Paulie Murray should be a household name. Why shows a new movie.
Although she lived modestly, Murray, who called her preferred method of persuasion “confrontation by typewriter”, had long been aware of her own exceptionalism. He published a memoir about his family’s complex, multiethnic history in 1956, and held teaching positions across the country and in Ghana, advancing ideas about achieving equity. But every step towards a wider audience, a bigger stage, was barely won. Like Hill, Murray was a professor at Brandeis University—but Murray had to fight for tenure, the documentary shows, even though she was the first black person to receive Yale Law School’s most advanced degree, the Doctor of Forensic Science.
In 2017, Yale named a residence hall after Murray, but Hill said that when she herself was at Yale Law in the late 1970s, she didn’t even remember the mention of Murray’s name. “I almost overstate his contributions as an activist, author, scholar – law, African studies, African American studies, and gender studies,” Hill said.
Murray was a nomad. She “took her wherever her cause took her,” said Karen Rouse Ross, her niece. After college, Murray, who often wore ostentatious clothing, jumped off trains, then joined the labor movement. After settling into life as a traveling worker and lawyer, Murray delivered enough books and papers to fill floor-to-ceiling shelves and a wall of filing cabinets. In her 70s, living in an apartment in Baltimore, Murray maintained a habit of typing on her Remington early in the morning, with books piled on the floor. “She had a white coffee mug, like you’d find at a diner somewhere, constantly filled with black coffee, and she smokes an unfiltered cigarette,” Ross said. “She was the one who was there all night.” When Murray’s papers were donated to Harvard, he filled 141 boxes.

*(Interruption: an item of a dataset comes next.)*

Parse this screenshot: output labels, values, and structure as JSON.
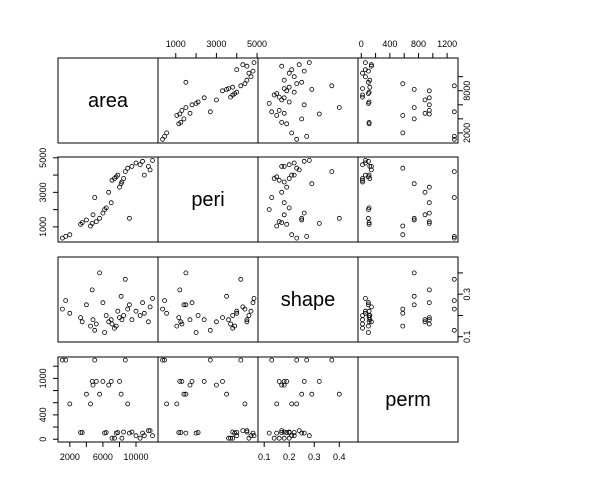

Tallah Bridges McMahon, a producer on the film, was shocked when she began sorting them out. Rather than draft speeches and other public-facing documents she thought she would find, there was a bunch of private correspondence between Murray and her inner circle, including doctors. “The whole conversation happened,” she said, and decades of magazines. Some pages were torn or the words blacked out. “These are curated records,” McMahon said. “The more I looked, the more I understood that what we were seeing is what Paulie wanted people to see.”